Shared exclusively with the Epoch Times, the documents include communications in which ATF agents request the monitoring of specific gun purchasers by means of the National Instant Criminal Background Check System (NICS) in a system the FBI dubs the "NICS Monitoring Services."
Federal agents, at the behest of the ATF, then manually check the NICS on a daily basis to see whether an individual the ATF flagged has purchased a firearm. The ATF appears to be using this system to monitor suspected criminals or straw purchasers.
NICS works to stop individuals banned from purchasing firearms from doing so. A prospective gun purchase must clear the background check before the dealer may complete the sale. Federal law also requires that the NICS record of a gun purchase be deleted after 24 hours. Hence, the need for the FBI to check the system daily.

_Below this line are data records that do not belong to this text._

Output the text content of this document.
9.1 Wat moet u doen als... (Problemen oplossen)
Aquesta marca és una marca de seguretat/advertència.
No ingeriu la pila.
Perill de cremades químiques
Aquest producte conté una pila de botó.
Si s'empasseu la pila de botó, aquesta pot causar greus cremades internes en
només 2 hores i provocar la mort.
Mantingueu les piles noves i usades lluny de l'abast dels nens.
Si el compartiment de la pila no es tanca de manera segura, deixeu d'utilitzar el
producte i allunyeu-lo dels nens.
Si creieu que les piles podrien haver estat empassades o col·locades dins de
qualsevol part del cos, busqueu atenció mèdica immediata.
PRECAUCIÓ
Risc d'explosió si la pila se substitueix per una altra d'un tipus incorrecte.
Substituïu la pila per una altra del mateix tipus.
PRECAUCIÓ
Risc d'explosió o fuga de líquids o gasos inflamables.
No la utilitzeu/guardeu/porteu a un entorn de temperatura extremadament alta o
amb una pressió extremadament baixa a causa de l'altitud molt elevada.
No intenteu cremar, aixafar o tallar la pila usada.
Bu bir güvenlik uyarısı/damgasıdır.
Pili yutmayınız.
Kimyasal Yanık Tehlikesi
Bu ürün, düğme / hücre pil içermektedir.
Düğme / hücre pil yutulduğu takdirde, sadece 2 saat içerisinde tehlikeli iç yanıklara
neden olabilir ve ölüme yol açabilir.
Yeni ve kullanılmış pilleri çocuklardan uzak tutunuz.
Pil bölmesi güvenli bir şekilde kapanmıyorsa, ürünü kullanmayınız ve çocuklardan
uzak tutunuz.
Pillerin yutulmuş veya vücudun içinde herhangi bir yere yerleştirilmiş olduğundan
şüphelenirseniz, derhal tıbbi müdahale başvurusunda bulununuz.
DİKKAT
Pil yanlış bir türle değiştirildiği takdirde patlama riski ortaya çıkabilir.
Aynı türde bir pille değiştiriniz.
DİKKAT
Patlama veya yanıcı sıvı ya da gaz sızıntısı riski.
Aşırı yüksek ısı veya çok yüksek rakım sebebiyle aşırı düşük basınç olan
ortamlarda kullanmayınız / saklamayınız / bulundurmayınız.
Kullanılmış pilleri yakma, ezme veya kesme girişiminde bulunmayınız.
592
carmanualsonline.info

This process may go on indefinitely. One email from an FBI agent to an ATF official confirming a specific monitoring request indicated the agent was prepared to routinely monitor one suspect for roughly an entire year.
"I will monitor your suspect for 180 days, at the end of 180 days I will contact you and ask if you would like to continue for another hundred days and keep repeating this process until such time as you wish the investigation stop," read the email.
Gun Owners of America told the outlet that the agency was using this method to effectively surveil Americans without going through the warrant process.
"If they had probable cause, they could seek a warrant from a judge, but they aren’t doing that. They are just deciding they have some reason to believe a certain person’s exercise of Second Amendment rights needs to be monitored," said GOA attorney Rob Olson. "And it’s their own system so they make up their own standards. There doesn’t appear to be any oversight here."
"They are basically tracking—without a warrant—every gun purchase by these people," Olson also said. "There’s no legal process here. At best, this is highly questionable, if not outright unlawful."